Here I refer to ML as Machine Learning, not the programming language. According to Wikipedia, “Machine learning is the study of algorithms and mathematical models that computer systems use to progressively improve their performance on a specific task.”
So, why am I talking about ML and Data Science here? Because I’m interested in it. In college I haven’t had much time to research which specialization I’d like to follow. Between my CS and math majors, and my job, there is no much time left for me. However, being in my last year of college, I dedicated some time to find out which path I want to follow after I’m done. Just a side note. In most cases you don’t want to find a specialization to pursue too early. Use your time in college to learn the fundamental concepts: don’t run without knowing how to walk. Do your research close to graduation.
Anyways, I decided that I wanted to pursue something related to ML/Data Science. I love programming and solving problem in general. Systems would be my second option in order of preferences. But I decided to go with ML/Data Science for a few reasons. The first one is that I also enjoy math, and since it is my second major, it is a natural way to combine math with CS. The second reason is the huge amount of applications that ML and Data Science have. With a degree in ML/Data Science you can work for a wide range of companies and entities. The world is generating much more data than we are able to process.
Regarding the first of my reasons, math, some people might wonder how much math is really necessary in ML/Data Science. Without getting into much detail here, especially since I’m just starting to learn ML, here is what I have. I’m following this book: “Introduction to Statistical Learning”, 7th edition. It is intended to be mathematically non-heavy. However, this is what I have encountered, not only from this book but also from the famous video lectures of ML by Andrew Ng’s. The description of non-heavy math is a little misleading. It means in my understanding that it leaves out proofs and a lot of rigorous details. But it does not mean no math at all.

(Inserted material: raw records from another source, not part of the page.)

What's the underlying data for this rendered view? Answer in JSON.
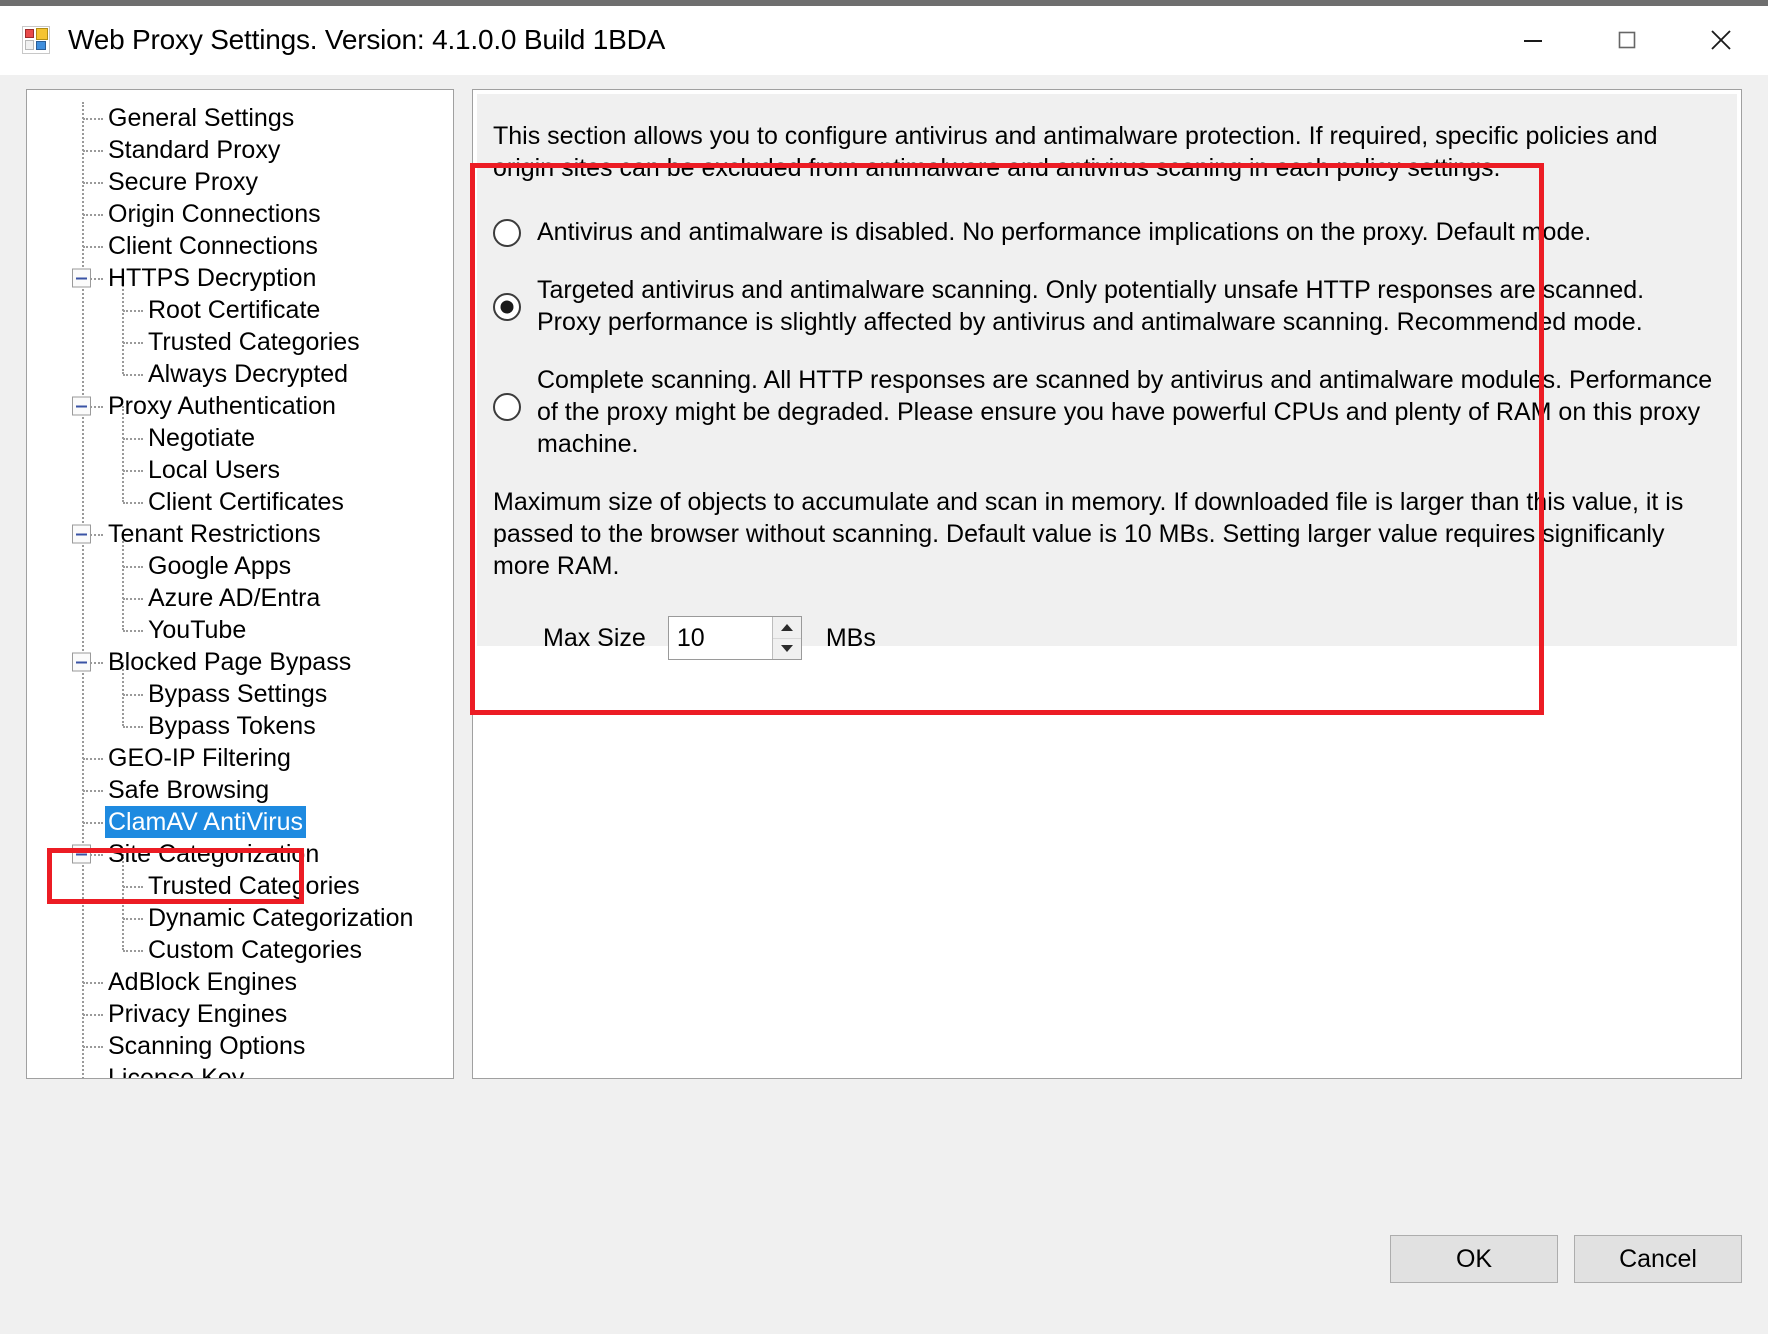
{
  "window": {
    "title": "Web Proxy Settings. Version: 4.1.0.0 Build 1BDA",
    "icon": "app-tiles-icon",
    "minimize_label": "–",
    "maximize_label": "□",
    "close_label": "✕"
  },
  "tree": {
    "items": [
      {
        "label": "General Settings",
        "level": 0,
        "expander": false,
        "selected": false
      },
      {
        "label": "Standard Proxy",
        "level": 0,
        "expander": false,
        "selected": false
      },
      {
        "label": "Secure Proxy",
        "level": 0,
        "expander": false,
        "selected": false
      },
      {
        "label": "Origin Connections",
        "level": 0,
        "expander": false,
        "selected": false
      },
      {
        "label": "Client Connections",
        "level": 0,
        "expander": false,
        "selected": false
      },
      {
        "label": "HTTPS Decryption",
        "level": 0,
        "expander": true,
        "selected": false
      },
      {
        "label": "Root Certificate",
        "level": 1,
        "expander": false,
        "selected": false
      },
      {
        "label": "Trusted Categories",
        "level": 1,
        "expander": false,
        "selected": false
      },
      {
        "label": "Always Decrypted",
        "level": 1,
        "expander": false,
        "selected": false
      },
      {
        "label": "Proxy Authentication",
        "level": 0,
        "expander": true,
        "selected": false
      },
      {
        "label": "Negotiate",
        "level": 1,
        "expander": false,
        "selected": false
      },
      {
        "label": "Local Users",
        "level": 1,
        "expander": false,
        "selected": false
      },
      {
        "label": "Client Certificates",
        "level": 1,
        "expander": false,
        "selected": false
      },
      {
        "label": "Tenant Restrictions",
        "level": 0,
        "expander": true,
        "selected": false
      },
      {
        "label": "Google Apps",
        "level": 1,
        "expander": false,
        "selected": false
      },
      {
        "label": "Azure AD/Entra",
        "level": 1,
        "expander": false,
        "selected": false
      },
      {
        "label": "YouTube",
        "level": 1,
        "expander": false,
        "selected": false
      },
      {
        "label": "Blocked Page Bypass",
        "level": 0,
        "expander": true,
        "selected": false
      },
      {
        "label": "Bypass Settings",
        "level": 1,
        "expander": false,
        "selected": false
      },
      {
        "label": "Bypass Tokens",
        "level": 1,
        "expander": false,
        "selected": false
      },
      {
        "label": "GEO-IP Filtering",
        "level": 0,
        "expander": false,
        "selected": false
      },
      {
        "label": "Safe Browsing",
        "level": 0,
        "expander": false,
        "selected": false
      },
      {
        "label": "ClamAV AntiVirus",
        "level": 0,
        "expander": false,
        "selected": true
      },
      {
        "label": "Site Categorization",
        "level": 0,
        "expander": true,
        "selected": false
      },
      {
        "label": "Trusted Categories",
        "level": 1,
        "expander": false,
        "selected": false
      },
      {
        "label": "Dynamic Categorization",
        "level": 1,
        "expander": false,
        "selected": false
      },
      {
        "label": "Custom Categories",
        "level": 1,
        "expander": false,
        "selected": false
      },
      {
        "label": "AdBlock Engines",
        "level": 0,
        "expander": false,
        "selected": false
      },
      {
        "label": "Privacy Engines",
        "level": 0,
        "expander": false,
        "selected": false
      },
      {
        "label": "Scanning Options",
        "level": 0,
        "expander": false,
        "selected": false
      },
      {
        "label": "License Key",
        "level": 0,
        "expander": false,
        "selected": false
      }
    ]
  },
  "main": {
    "intro": "This section allows you to configure antivirus and antimalware protection. If required, specific policies and origin sites can be excluded from antimalware and antivirus scaning in each policy settings.",
    "options": [
      {
        "text": "Antivirus and antimalware is disabled. No performance implications on the proxy. Default mode.",
        "selected": false,
        "lines": 1
      },
      {
        "text": "Targeted antivirus and antimalware scanning. Only potentially unsafe HTTP responses are scanned. Proxy performance is slightly affected by antivirus and antimalware scanning. Recommended mode.",
        "selected": true,
        "lines": 2
      },
      {
        "text": "Complete scanning. All HTTP responses are scanned by antivirus and antimalware modules. Performance of the proxy might be degraded. Please ensure you have powerful CPUs and plenty of RAM on this proxy machine.",
        "selected": false,
        "lines": 3
      }
    ],
    "maxsize_description": "Maximum size of objects to accumulate and scan in memory. If downloaded file is larger than this value, it is passed to the browser without scanning. Default value is 10 MBs. Setting larger value requires significanly more RAM.",
    "maxsize_label": "Max Size",
    "maxsize_value": "10",
    "maxsize_units": "MBs",
    "spin_up_icon": "arrow-up-icon",
    "spin_down_icon": "arrow-down-icon"
  },
  "footer": {
    "ok_label": "OK",
    "cancel_label": "Cancel"
  },
  "colors": {
    "accent_selection": "#1e8ae0",
    "annotation": "#ec1c24",
    "panel_background": "#f0f0f0",
    "window_background": "#ffffff"
  }
}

In order of importance in my opinion.
1- A course in Probabilities and Statistics. Why? In ML and Data Science, it’s all about stats and probabilities. You have to be able to know concepts like probability distributions: discrete and continuous. You have to know how to work with data and analyze it. Concepts like mean, standard deviation, confidence interval, regression analysis and more are the heart of Data Science and ML.
2- A course in Linear Algebra. Why? You have to work with matrices and vectors. It involves: matrix operations, vector operations, matrix transformations, linear programming, eigenvectors and eigenvalues and more.
3- Calculus at different levels. You definitely have to deal with differentiation and integration. Integrals are very important also in statistics (point 1) to deal with continuous distributions. Vector calculus is very important in order to understand concepts like contour maps, multivariate functions, partial derivatives and so on.
4- Optimization. This one does not have to be a separate course. It is normally introduced in calculus and linear algebra. Optimization refers to linear and non-linear programming. The linear programming is introduced in Linear Algebra and the non-linear programming in Calculus, especially Vector Calculus.
5- Numerical Algorithms. This one does not have to be a course by itself. It is normally introduced in the courses above. However, you should be able to have some knowledge about it. Grab a book in Numerical Analysis/Algorithms and learn a bit. The knowledge gained from requirements 1-4 should be enough to study it on your own. But it is very important.
Don’t let anyone fool you saying that math is of little importance. That is not true. But don’t let that discourage you. Most of these requirements are done in math minor, depending on your school. I rather tell you the truth from the beginning. Do you need to be super fluent in math? No, but at least be able to have an introduction to the topics I mentioned above. Most people stay away from math, but in order to pursue ML/Data Science you must embrace it at a computational level at least.
Most people want to make things perfect. Sometimes we evaluate the complexity of an upcoming goal or a problem. So, the fear to not complete it perfectly or "wrong" (Yeah, who are judges? 🤔) stops us even from trying.